Quote Originally Posted by thehotelambush View Post
Ok, but gas is already that expensive in other countries. I suppose the U.S. might collapse financially due to expectation of growth, but the kind of post-technological transportationless scenario you've written about seems less likely, no?
I'm describing above the trend for the next 10-20 years. Of course, existing fuel supplies in Canada and the U.S. itself are sufficient to power the "actual needs" of the economy, though that's a kind of abstraction. The problem is that a large amount of rebuilding needs to take place to allow the economy to function well on a much lower fuel supply, and there's not enough energy (money, resources) available to undertake the rebuilding. I'm not prepared to say what kinds of transportation will be in use in 20 years, but it seems almost certain that the West Coast will seem much further from the eastern half of the U.S. than it has in the past 100 years. I'm also uncertain as to how industries will manage at downsizing. In other words, will the airline industry be able to gracefully downsize and offer basically the same services as today, but with far fewer flights, or will it simply collapse and be unable to offer any services at all because of financial issues.

At some hypothetical level of gas prices a mandatory restructuring of society will take place. The threshold for the U.S. is lower than for Europe because our infrastructure is more automobile-exclusive. It seems likely that prices above $4 and certainly $5 a gallon will initiate another round of the financial and real estate crisis.

Quote Originally Posted by FDG View Post
your messianic tone is annoying. take it from someone who doesn't own a car, tries to use bike + public transport as much as he can, and has voted the green party. so if I think it's annoying, it really must be.

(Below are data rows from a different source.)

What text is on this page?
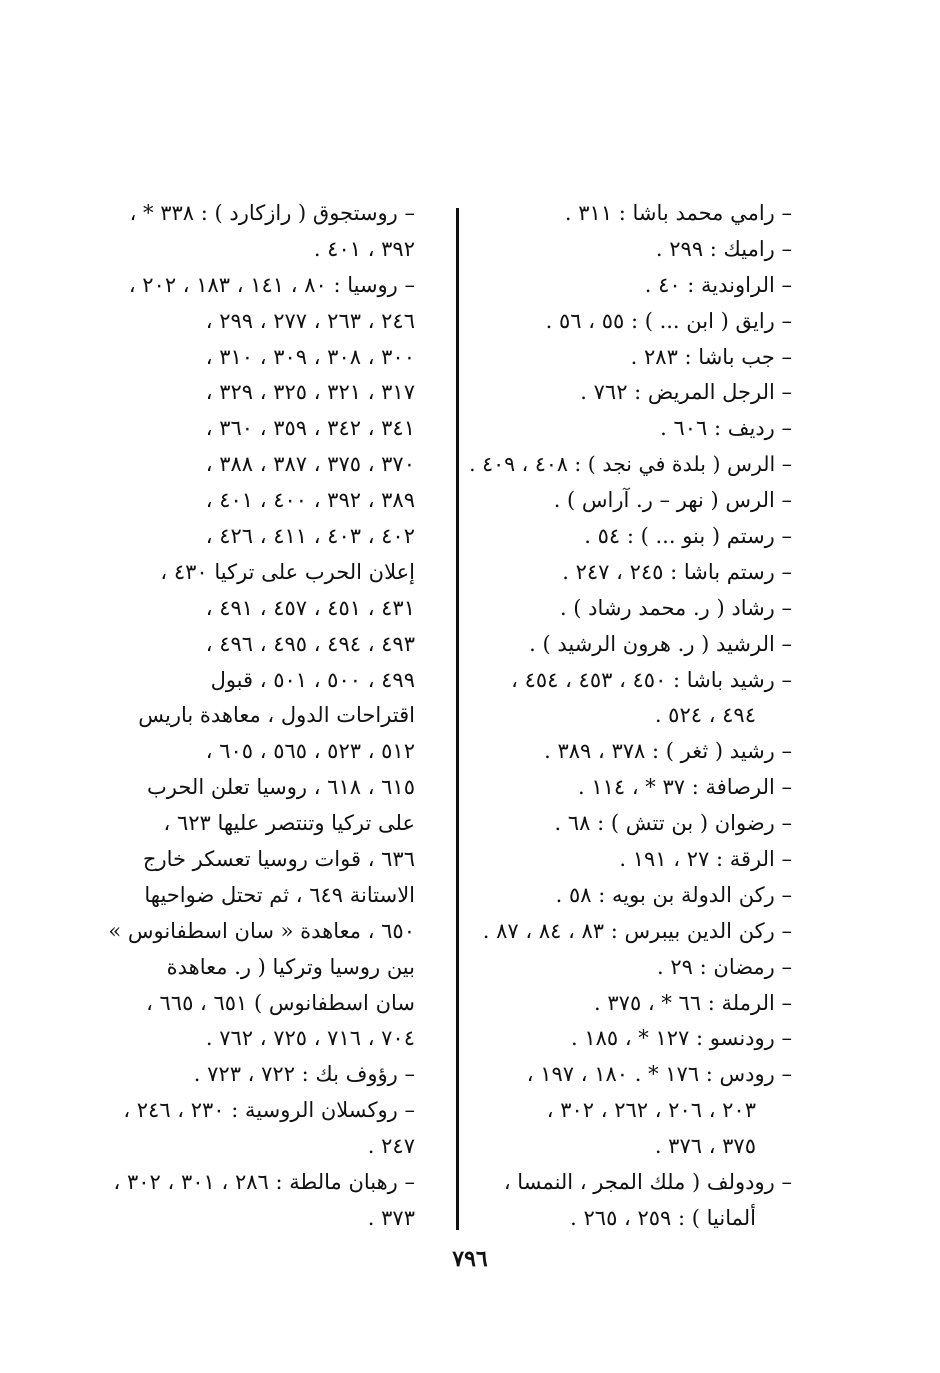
– رامي محمد باشا : ٣١١ .
– راميك : ٢٩٩ .
– الراوندية : ٤٠ .
– رايق ( ابن ... ) : ٥٥ ، ٥٦ .
– جب باشا : ٢٨٣ .
– الرجل المريض : ٧٦٢ .
– رديف : ٦٠٦ .
– الرس ( بلدة في نجد ) : ٤٠٨ ، ٤٠٩ .
– الرس ( نهر – ر. آراس ) .
– رستم ( بنو ... ) : ٥٤ .
– رستم باشا : ٢٤٥ ، ٢٤٧ .
– رشاد ( ر. محمد رشاد ) .
– الرشيد ( ر. هرون الرشيد ) .
– رشيد باشا : ٤٥٠ ، ٤٥٣ ، ٤٥٤ ،
٤٩٤ ، ٥٢٤ .
– رشيد ( ثغر ) : ٣٧٨ ، ٣٨٩ .
– الرصافة : ٣٧ * ، ١١٤ .
– رضوان ( بن تتش ) : ٦٨ .
– الرقة : ٢٧ ، ١٩١ .
– ركن الدولة بن بويه : ٥٨ .
– ركن الدين بيبرس : ٨٣ ، ٨٤ ، ٨٧ .
– رمضان : ٢٩ .
– الرملة : ٦٦ * ، ٣٧٥ .
– رودنسو : ١٢٧ * ، ١٨٥ .
– رودس : ١٧٦ * . ١٨٠ ، ١٩٧ ،
٢٠٣ ، ٢٠٦ ، ٢٦٢ ، ٣٠٢ ،
٣٧٥ ، ٣٧٦ .
– رودولف ( ملك المجر ، النمسا ،
ألمانيا ) : ٢٥٩ ، ٢٦٥ .
– روستجوق ( رازكارد ) : ٣٣٨ * ،
٣٩٢ ، ٤٠١ .
– روسيا : ٨٠ ، ١٤١ ، ١٨٣ ، ٢٠٢ ،
٢٤٦ ، ٢٦٣ ، ٢٧٧ ، ٢٩٩ ،
٣٠٠ ، ٣٠٨ ، ٣٠٩ ، ٣١٠ ،
٣١٧ ، ٣٢١ ، ٣٢٥ ، ٣٢٩ ،
٣٤١ ، ٣٤٢ ، ٣٥٩ ، ٣٦٠ ،
٣٧٠ ، ٣٧٥ ، ٣٨٧ ، ٣٨٨ ،
٣٨٩ ، ٣٩٢ ، ٤٠٠ ، ٤٠١ ،
٤٠٢ ، ٤٠٣ ، ٤١١ ، ٤٢٦ ،
إعلان الحرب على تركيا ٤٣٠ ،
٤٣١ ، ٤٥١ ، ٤٥٧ ، ٤٩١ ،
٤٩٣ ، ٤٩٤ ، ٤٩٥ ، ٤٩٦ ،
٤٩٩ ، ٥٠٠ ، ٥٠١ ، قبول
اقتراحات الدول ، معاهدة باريس
٥١٢ ، ٥٢٣ ، ٥٦٥ ، ٦٠٥ ،
٦١٥ ، ٦١٨ ، روسيا تعلن الحرب
على تركيا وتنتصر عليها ٦٢٣ ،
٦٣٦ ، قوات روسيا تعسكر خارج
الاستانة ٦٤٩ ، ثم تحتل ضواحيها
٦٥٠ ، معاهدة « سان اسطفانوس »
بين روسيا وتركيا ( ر. معاهدة
سان اسطفانوس ) ٦٥١ ، ٦٦٥ ،
٧٠٤ ، ٧١٦ ، ٧٢٥ ، ٧٦٢ .
– رؤوف بك : ٧٢٢ ، ٧٢٣ .
– روكسلان الروسية : ٢٣٠ ، ٢٤٦ ،
٢٤٧ .
– رهبان مالطة : ٢٨٦ ، ٣٠١ ، ٣٠٢ ،
٣٧٣ .
٧٩٦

I'm sympathetic, but there's really no messianic tone here, and I'm not suggesting any solutions or political action, or even personal action. I don't own a car either, but I'm still far from a "model ecoconscious citizen," which I don't aspire to be because it's impractical until the economic incentives change on a large scale (where I am at the given moment). I personally love to travel and fly often. I buy goods that are tossed out and not recycled, and contribute through my personal habits to pollution, land degradation, and global warming. I'm not preaching anything here, just giving my prognosis for the foreseeable future. My dramatism is because the moment itself is dramatic; it's a historical inflection point in many different ways. Sorry, my background is the U.S. where it is still a battle just to get people to acknowledge things that are already beyond obvious to most Europeans.